The authors declare that they have no competing interests.
VM analysed the data and wrote the first draft of this report. VM, MF, AQ and JM contributed to data analyses and revisions of the report. JM designed this study. All authors read and approved the final manuscript.
The sequence of events in a behaviour change trial involves interactions between research participants and the trial process. Taking part in such a study has the potential to influence the behaviour of the participant, and if it does, this can engender bias in trial outcomes. Since participants’ experience has received scant attention, the aim of this study is thus to generate hypotheses about which aspects of the conduct of behaviour change trials might matter most to participants, and thus have potential to alter subsequent behaviours and bias trial outcomes
Twenty participants were opportunistically screened for a health compromising behaviour (unhealthy diet, lack of exercise, smoking or alcohol consumption) and recruited if eligible. Semi structured face to face interviews were conducted, after going through the usual processes involved in trial recruitment, baseline assessment and randomisation. Participants were given information on the contents of an intervention or control condition in a behaviour change trial, which was not actually implemented. Three months later they returned to reflect on these experiences and whether they had any effect on their behaviour during the intervening period. Data from the latter interview were analysed thematically using a modified grounded theory approach.

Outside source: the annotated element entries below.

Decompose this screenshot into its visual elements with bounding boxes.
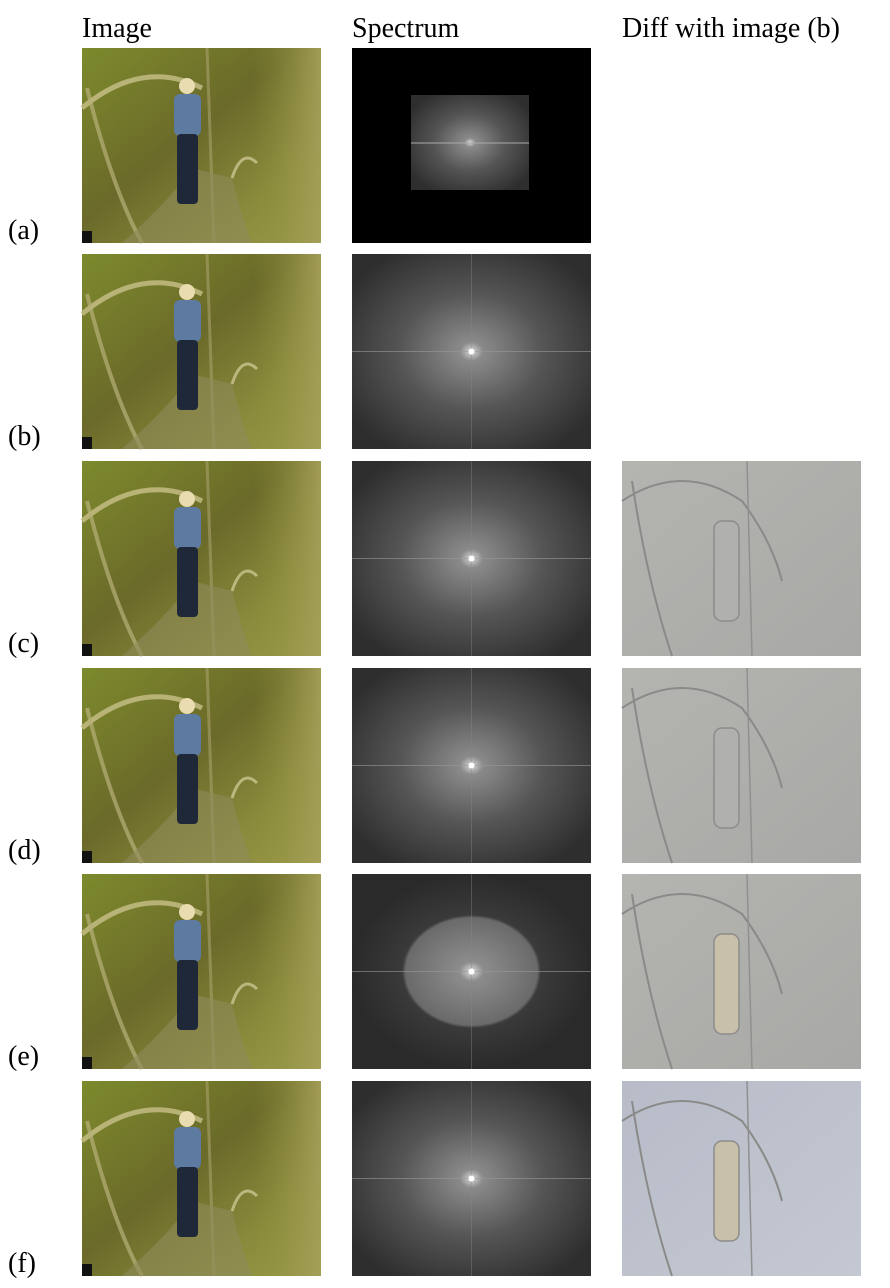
corner (82, 1057, 92, 1069)
diff-figure (714, 934, 739, 1034)
spectrum (352, 668, 591, 863)
row-label: (e) (8, 1041, 39, 1072)
corner (82, 1264, 92, 1276)
person-body (174, 300, 201, 342)
corner (82, 231, 92, 243)
column-header: Image (82, 13, 152, 44)
person-body (174, 94, 201, 136)
person-body (174, 920, 201, 962)
spectrum-peak (469, 763, 475, 769)
diff-figure (714, 728, 739, 828)
figure: Image Spectrum Diff with image (b) (a) (b… (0, 0, 890, 1288)
photo (82, 461, 321, 656)
diff-figure (714, 1141, 739, 1241)
diff (622, 668, 861, 863)
row-label: (d) (8, 835, 41, 866)
row-label: (a) (8, 215, 39, 246)
photo (82, 668, 321, 863)
spectrum-peak (469, 556, 475, 562)
spectrum (352, 48, 591, 243)
corner (82, 437, 92, 449)
tree-trunk (252, 254, 321, 449)
person-head (179, 78, 195, 94)
person-body (174, 507, 201, 549)
tree-trunk (252, 461, 321, 656)
person-body (174, 1127, 201, 1169)
person-head (179, 491, 195, 507)
row-label: (b) (8, 421, 41, 452)
person-head (179, 1111, 195, 1127)
spectrum (352, 874, 591, 1069)
diff (622, 461, 861, 656)
photo (82, 1081, 321, 1276)
spectrum-peak (469, 1176, 475, 1182)
person-legs (177, 547, 198, 617)
spectrum (352, 254, 591, 449)
row-label: (f) (8, 1248, 36, 1279)
column-header: Diff with image (b) (622, 13, 840, 44)
person-legs (177, 754, 198, 824)
diff (622, 874, 861, 1069)
photo (82, 874, 321, 1069)
person-body (174, 714, 201, 756)
tree-trunk (252, 1081, 321, 1276)
diff-field (622, 874, 861, 1069)
tree-trunk (252, 668, 321, 863)
diff (622, 1081, 861, 1276)
diff-field (622, 461, 861, 656)
column-header: Spectrum (352, 13, 460, 44)
person-legs (177, 1167, 198, 1237)
person-legs (177, 134, 198, 204)
person-head (179, 904, 195, 920)
photo (82, 254, 321, 449)
person-head (179, 284, 195, 300)
diff-field (622, 668, 861, 863)
corner (82, 851, 92, 863)
spectrum-peak (469, 349, 475, 355)
row-label: (c) (8, 628, 39, 659)
photo (82, 48, 321, 243)
person-head (179, 698, 195, 714)
corner (82, 644, 92, 656)
diff-figure (714, 521, 739, 621)
person-legs (177, 960, 198, 1030)
spectrum-peak (469, 969, 475, 975)
spectrum (352, 1081, 591, 1276)
spectrum (352, 461, 591, 656)
diff-field (622, 1081, 861, 1276)
tree-trunk (252, 874, 321, 1069)
person-legs (177, 340, 198, 410)
tree-trunk (252, 48, 321, 243)
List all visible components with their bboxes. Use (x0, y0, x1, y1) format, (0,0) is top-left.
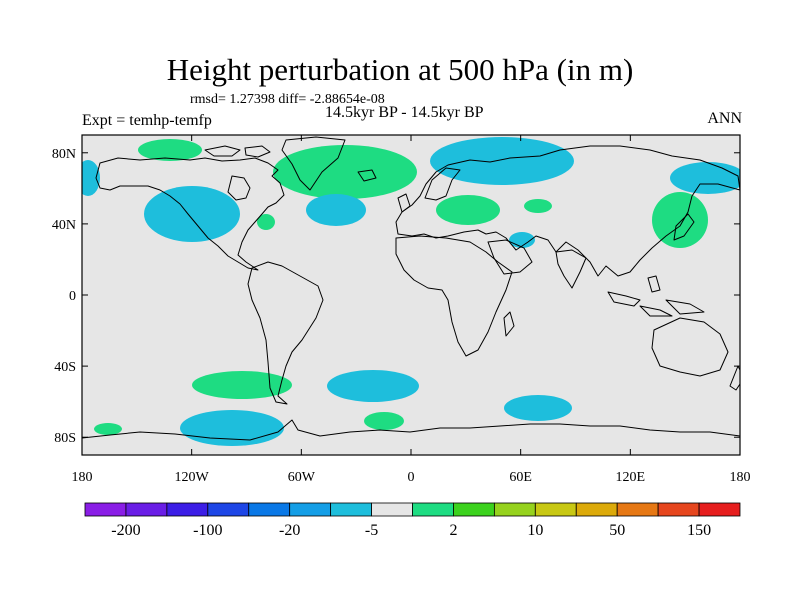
colorbar-label: -100 (193, 522, 222, 539)
colorbar-label: 150 (687, 522, 711, 539)
positive-anomaly-region (138, 139, 202, 161)
coastline-eurasia (395, 145, 740, 277)
negative-anomaly-region (430, 137, 574, 185)
coastline-japan (673, 213, 695, 241)
coastline-india (555, 249, 587, 289)
colorbar-swatch (207, 502, 250, 517)
coastline-arctic-islands (204, 145, 271, 158)
coastline-new-zealand (729, 365, 740, 391)
colorbar-label: 10 (527, 522, 543, 539)
x-tick-label: 120W (175, 470, 210, 485)
colorbar-swatch (453, 502, 495, 517)
coastline-scandinavia (424, 167, 461, 201)
positive-anomaly-region (652, 192, 708, 248)
coastlines (82, 136, 740, 441)
map-background (82, 135, 740, 455)
colorbar-swatch (289, 502, 332, 517)
x-tick-label: 60W (288, 470, 316, 485)
negative-anomaly-region (180, 410, 284, 446)
anomaly-regions (82, 137, 740, 446)
negative-anomaly-region (670, 162, 740, 194)
x-tick-label: 180 (72, 470, 93, 485)
positive-anomaly-region (192, 371, 292, 399)
colorbar-swatch (248, 502, 291, 517)
rmsd-diff-stats: rmsd= 1.27398 diff= -2.88654e-08 (190, 92, 385, 107)
positive-anomaly-region (436, 195, 500, 225)
coastline-british-isles (397, 193, 411, 213)
colorbar-label: -200 (111, 522, 140, 539)
colorbar-swatch (698, 502, 741, 517)
colorbar-swatch (534, 502, 577, 517)
colorbar-swatch (657, 502, 700, 517)
coastline-greenland (281, 136, 346, 191)
positive-anomaly-region (94, 423, 122, 435)
period-label: 14.5kyr BP - 14.5kyr BP (325, 104, 484, 121)
colorbar-swatch (125, 502, 168, 517)
colorbar-swatch (616, 502, 659, 517)
colorbar-swatch (412, 502, 454, 517)
colorbar-label: -5 (365, 522, 378, 539)
coastline-south-america (247, 261, 324, 405)
negative-anomaly-region (306, 194, 366, 226)
negative-anomaly-region (327, 370, 419, 402)
coastline-arabia (487, 239, 533, 275)
colorbar-swatch (166, 502, 209, 517)
coastline-australia (651, 317, 729, 377)
negative-anomaly-region (504, 395, 572, 421)
colorbar-swatch (493, 502, 536, 517)
colorbar-label: 2 (449, 522, 457, 539)
colorbar: -200 -100 -20 -5 2 10 50 150 (84, 502, 741, 539)
x-tick-label: 0 (408, 470, 415, 485)
y-tick-label: 80N (52, 147, 76, 162)
coastline-hudson-bay (227, 175, 251, 201)
negative-anomaly-region (82, 160, 100, 196)
colorbar-label: -20 (279, 522, 300, 539)
colorbar-swatch (84, 502, 127, 517)
x-tick-label: 180 (730, 470, 751, 485)
positive-anomaly-region (364, 412, 404, 430)
colorbar-swatch (575, 502, 618, 517)
positive-anomaly-region (257, 214, 275, 230)
x-tick-label: 120E (616, 470, 646, 485)
experiment-label: Expt = temhp-temfp (82, 112, 212, 129)
axis-labels: 180 120W 60W 0 60E 120E 180 80N 40N 0 40S 80S (52, 147, 751, 485)
coastline-maritime-continent (607, 275, 705, 317)
y-tick-label: 40S (54, 360, 76, 375)
colorbar-swatch (371, 502, 413, 517)
axis-ticks (81, 135, 741, 455)
y-tick-label: 40N (52, 218, 76, 233)
negative-anomaly-region (144, 186, 240, 242)
y-tick-label: 80S (54, 431, 76, 446)
x-tick-label: 60E (509, 470, 532, 485)
coastline-africa (395, 235, 513, 357)
map-title: Height perturbation at 500 hPa (in m) (166, 52, 634, 87)
coastline-north-america (95, 157, 285, 271)
colorbar-swatch (330, 502, 372, 517)
y-tick-label: 0 (69, 289, 76, 304)
positive-anomaly-region (524, 199, 552, 213)
positive-anomaly-region (273, 145, 417, 199)
coastline-antarctica (82, 419, 740, 441)
season-label: ANN (707, 110, 742, 127)
coastline-iceland (357, 169, 377, 182)
colorbar-label: 50 (609, 522, 625, 539)
coastline-madagascar (503, 311, 515, 337)
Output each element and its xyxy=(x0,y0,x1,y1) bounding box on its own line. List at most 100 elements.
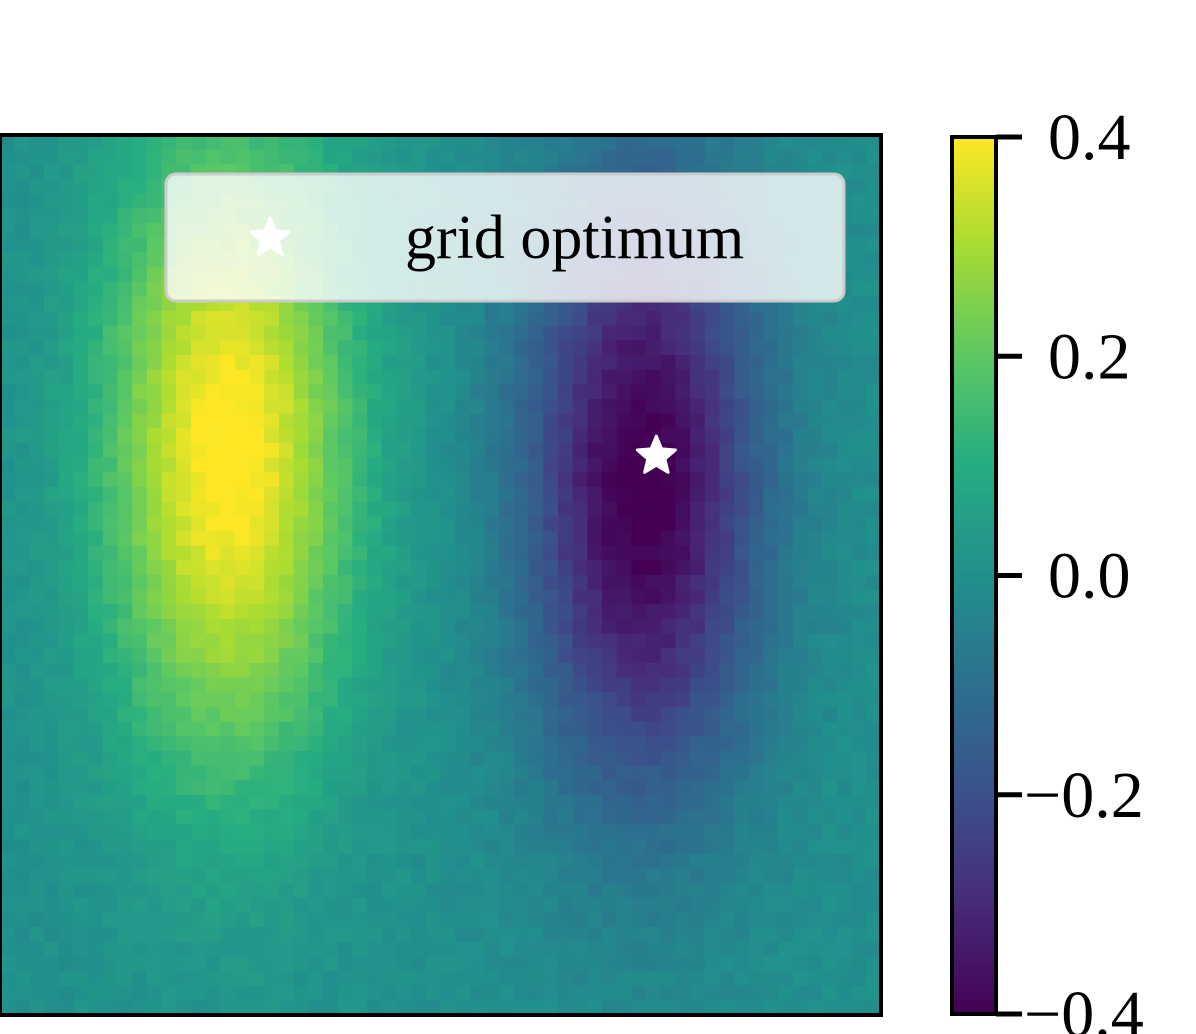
heatmap-cell xyxy=(866,501,881,517)
heatmap-cell xyxy=(58,912,75,928)
heatmap-cell xyxy=(352,413,368,429)
heatmap-cell xyxy=(381,883,398,899)
heatmap-cell xyxy=(102,208,119,224)
heatmap-cell xyxy=(220,648,236,664)
heatmap-cell xyxy=(14,267,30,283)
heatmap-cell xyxy=(14,692,30,708)
heatmap-cell xyxy=(176,135,192,151)
heatmap-cell xyxy=(807,516,823,532)
heatmap-cell xyxy=(264,589,280,605)
heatmap-cell xyxy=(249,516,265,532)
heatmap-cell xyxy=(308,472,324,488)
heatmap-cell xyxy=(660,663,677,679)
heatmap-cell xyxy=(425,355,442,371)
heatmap-cell xyxy=(455,985,471,1001)
heatmap-cell xyxy=(176,751,192,767)
heatmap-cell xyxy=(234,325,251,341)
heatmap-cell xyxy=(352,795,368,811)
heatmap-cell xyxy=(396,956,412,972)
heatmap-cell xyxy=(792,369,809,385)
heatmap-cell xyxy=(851,399,867,415)
heatmap-cell xyxy=(734,545,750,561)
heatmap-cell xyxy=(117,619,133,635)
heatmap-cell xyxy=(337,721,353,737)
heatmap-cell xyxy=(234,575,251,591)
heatmap-cell xyxy=(73,663,89,679)
heatmap-cell xyxy=(602,472,618,488)
heatmap-cell xyxy=(323,369,339,385)
heatmap-cell xyxy=(249,971,265,987)
heatmap-cell xyxy=(264,677,280,693)
heatmap-cell xyxy=(499,472,515,488)
heatmap-cell xyxy=(425,780,442,796)
heatmap-cell xyxy=(866,912,881,928)
heatmap-cell xyxy=(822,883,838,899)
heatmap-cell xyxy=(88,237,104,253)
heatmap-cell xyxy=(14,208,30,224)
heatmap-cell xyxy=(807,340,823,356)
heatmap-cell xyxy=(88,971,104,987)
heatmap-cell xyxy=(381,868,398,884)
heatmap-cell xyxy=(543,501,559,517)
heatmap-cell xyxy=(572,985,588,1001)
heatmap-cell xyxy=(602,985,618,1001)
heatmap-cell xyxy=(29,135,45,151)
heatmap-cell xyxy=(205,472,221,488)
heatmap-cell xyxy=(220,765,236,781)
heatmap-cell xyxy=(29,619,45,635)
heatmap-cell xyxy=(866,457,881,473)
heatmap-cell xyxy=(822,677,838,693)
heatmap-cell xyxy=(646,619,662,635)
heatmap-cell xyxy=(543,692,559,708)
heatmap-cell xyxy=(792,912,809,928)
heatmap-cell xyxy=(102,883,119,899)
heatmap-cell xyxy=(646,560,662,576)
heatmap-cell xyxy=(220,311,236,327)
heatmap-cell xyxy=(646,545,662,561)
heatmap-cell xyxy=(631,501,647,517)
heatmap-cell xyxy=(58,780,75,796)
heatmap-cell xyxy=(308,1000,324,1015)
heatmap-cell xyxy=(851,1000,867,1015)
heatmap-cell xyxy=(102,355,119,371)
heatmap-cell xyxy=(102,281,119,297)
heatmap-cell xyxy=(176,985,192,1001)
heatmap-cell xyxy=(220,384,236,400)
heatmap-cell xyxy=(807,443,823,459)
heatmap-cell xyxy=(792,736,809,752)
heatmap-cell xyxy=(44,956,60,972)
heatmap-cell xyxy=(572,457,588,473)
heatmap-cell xyxy=(102,839,119,855)
heatmap-cell xyxy=(190,560,207,576)
heatmap-cell xyxy=(631,868,647,884)
heatmap-cell xyxy=(190,311,207,327)
heatmap-cell xyxy=(807,648,823,664)
heatmap-cell xyxy=(205,868,221,884)
heatmap-cell xyxy=(602,868,618,884)
heatmap-cell xyxy=(29,193,45,209)
heatmap-cell xyxy=(440,604,456,620)
heatmap-cell xyxy=(513,692,530,708)
heatmap-cell xyxy=(337,633,353,649)
heatmap-cell xyxy=(528,428,544,444)
heatmap-cell xyxy=(161,340,177,356)
heatmap-cell xyxy=(455,677,471,693)
heatmap-cell xyxy=(146,736,163,752)
heatmap-cell xyxy=(734,795,750,811)
heatmap-cell xyxy=(220,589,236,605)
heatmap-cell xyxy=(220,824,236,840)
heatmap-cell xyxy=(132,839,148,855)
heatmap-cell xyxy=(14,164,30,180)
heatmap-cell xyxy=(190,340,207,356)
heatmap-cell xyxy=(484,956,500,972)
heatmap-cell xyxy=(58,135,75,151)
heatmap-cell xyxy=(469,311,486,327)
heatmap-cell xyxy=(323,413,339,429)
heatmap-cell xyxy=(851,677,867,693)
heatmap-cell xyxy=(146,751,163,767)
heatmap-cell xyxy=(778,428,794,444)
heatmap-cell xyxy=(264,780,280,796)
heatmap-cell xyxy=(58,853,75,869)
heatmap-cell xyxy=(205,677,221,693)
heatmap-cell xyxy=(146,164,163,180)
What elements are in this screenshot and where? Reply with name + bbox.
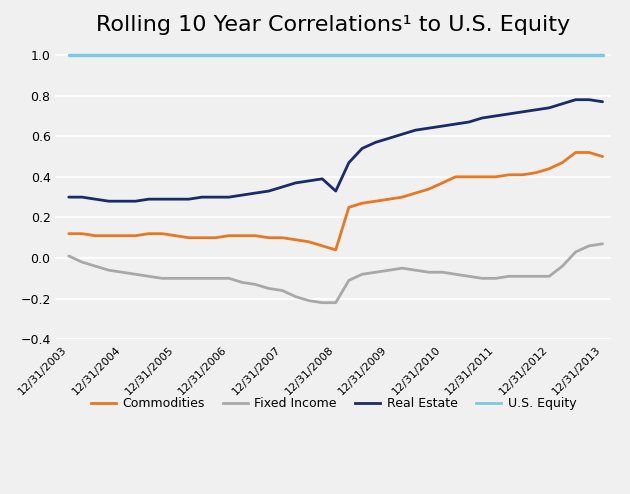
Legend: Commodities, Fixed Income, Real Estate, U.S. Equity: Commodities, Fixed Income, Real Estate, … [86, 392, 581, 415]
Title: Rolling 10 Year Correlations¹ to U.S. Equity: Rolling 10 Year Correlations¹ to U.S. Eq… [96, 15, 570, 35]
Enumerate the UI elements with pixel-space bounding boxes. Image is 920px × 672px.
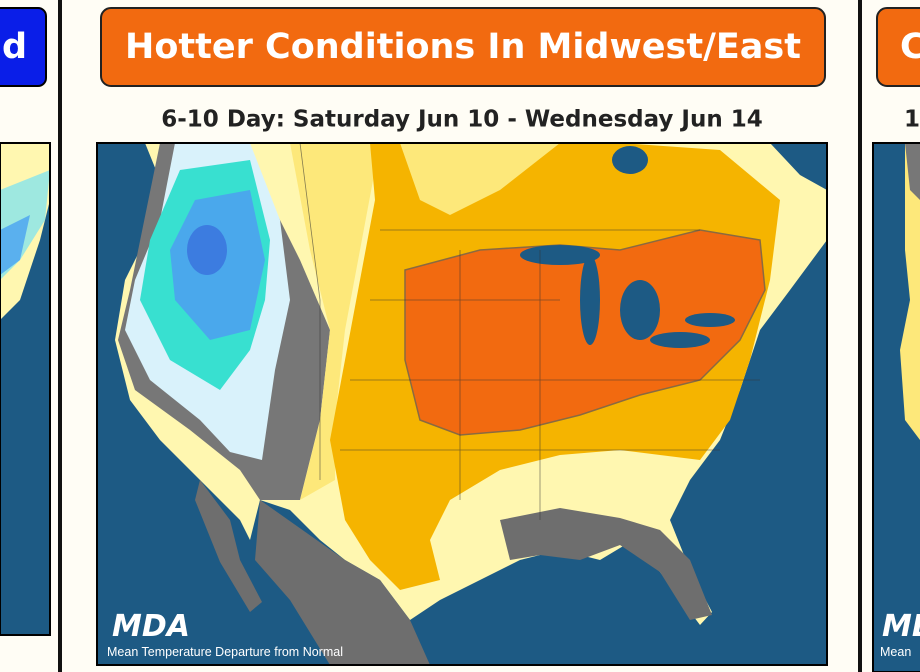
map: MDA Mean — [873, 143, 920, 672]
caption: Mean — [880, 645, 911, 659]
logo: MDA — [112, 609, 190, 644]
map — [0, 143, 50, 635]
center-panel[interactable]: Hotter Conditions In Midwest/East 6-10 D… — [96, 7, 828, 666]
banner — [876, 7, 920, 87]
banner-text: C — [900, 27, 920, 67]
divider — [858, 0, 862, 672]
logo: MDA — [882, 609, 920, 644]
banner-text: d — [2, 27, 27, 67]
caption: Mean Temperature Departure from Normal — [107, 645, 343, 659]
banner — [0, 7, 47, 87]
subtitle: 1 — [904, 107, 920, 133]
right-panel[interactable]: C 1 MDA Mean — [872, 7, 920, 672]
map: MDA Mean Temperature Departure from Norm… — [97, 143, 827, 665]
divider — [58, 0, 62, 672]
left-panel[interactable]: d — [0, 7, 51, 636]
subtitle: 6-10 Day: Saturday Jun 10 - Wednesday Ju… — [161, 107, 763, 133]
banner-text: Hotter Conditions In Midwest/East — [125, 27, 801, 67]
banner — [100, 7, 826, 87]
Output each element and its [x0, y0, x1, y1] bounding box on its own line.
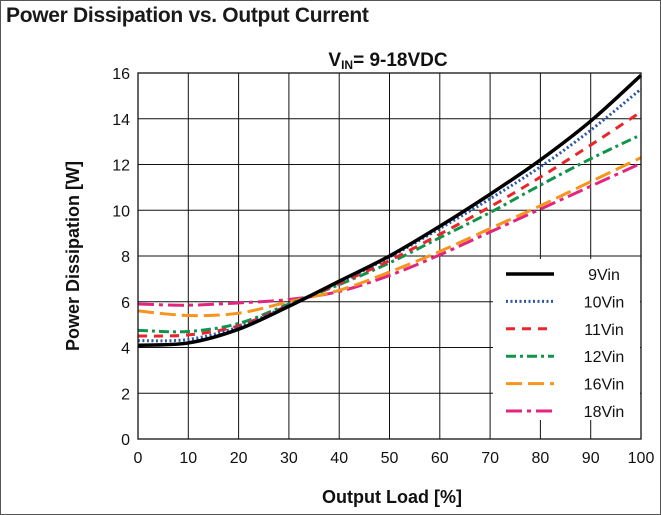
- x-tick-label: 50: [381, 450, 399, 467]
- plot-border: [137, 72, 642, 440]
- series-line-18vin: [137, 161, 642, 307]
- series-line-16vin: [137, 156, 642, 318]
- legend-background: [493, 259, 640, 420]
- y-tick-label: 16: [112, 66, 130, 83]
- legend-label: 18Vin: [584, 404, 625, 421]
- chart-subtitle: VIN= 9-18VDC: [328, 50, 447, 72]
- x-tick-label: 20: [230, 450, 248, 467]
- x-tick-label: 80: [532, 450, 550, 467]
- x-tick-label: 0: [134, 450, 143, 467]
- legend-label: 10Vin: [584, 294, 625, 311]
- y-axis-label: Power Dissipation [W]: [63, 161, 83, 351]
- x-tick-label: 30: [280, 450, 298, 467]
- y-tick-label: 8: [121, 249, 130, 266]
- subtitle-rest: = 9-18VDC: [353, 50, 448, 71]
- series-line-9vin: [137, 73, 643, 347]
- series-line-11vin: [137, 110, 642, 338]
- legend-label: 11Vin: [584, 322, 623, 339]
- tick-labels: 0 10 20 30 40 50 60 70 80 90 100 0 2 4 6 8 10 12 14 16: [112, 66, 654, 467]
- subtitle-sub: IN: [341, 58, 353, 72]
- x-tick-label: 90: [582, 450, 600, 467]
- y-tick-label: 6: [121, 295, 130, 312]
- x-tick-label: 10: [179, 450, 197, 467]
- x-tick-label: 40: [330, 450, 348, 467]
- y-tick-label: 14: [112, 112, 130, 129]
- legend-label: 12Vin: [584, 349, 625, 366]
- x-tick-label: 70: [481, 450, 499, 467]
- y-tick-label: 0: [121, 432, 130, 449]
- y-tick-label: 2: [121, 386, 130, 403]
- x-tick-label: 60: [431, 450, 449, 467]
- legend: 9Vin 10Vin 11Vin 12Vin 16Vin 18Vin: [493, 259, 640, 421]
- subtitle-main: V: [328, 50, 341, 71]
- y-tick-label: 12: [112, 158, 130, 175]
- legend-label: 16Vin: [584, 377, 625, 394]
- x-tick-label: 100: [628, 450, 655, 467]
- y-tick-label: 10: [112, 203, 130, 220]
- y-tick-label: 4: [121, 341, 130, 358]
- x-axis-label: Output Load [%]: [322, 487, 462, 507]
- chart-title: Power Dissipation vs. Output Current: [6, 4, 369, 27]
- legend-label: 9Vin: [588, 267, 620, 284]
- series-line-12vin: [137, 133, 642, 334]
- series-lines: [137, 73, 643, 347]
- series-line-10vin: [137, 87, 642, 343]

The early processes of trial participation raised awareness of unhealthy behaviours, although most reported having had only fleeting intentions to change their behaviour as a result of taking part in this study, in the absence of interventions. However, careful examination of the accounts revealed evidence of subtle research participation effects, which varied according to the health behaviour, and its perceived social acceptability. Participants’ relationships with the research study were viewed as somewhat important in stimulating thinking about whether and how to make lifestyle changes.
These participants described no dramatic impacts attributable to taking part in this study. This study demonstrates the likely value of well conducted qualitative studies of subtle research participation effects, which may be particularly important to explore for alcohol. Separating unintended influences in trial participation from the effects of behaviour change interventions being evaluated therein is necessary for valid estimates of intervention effects.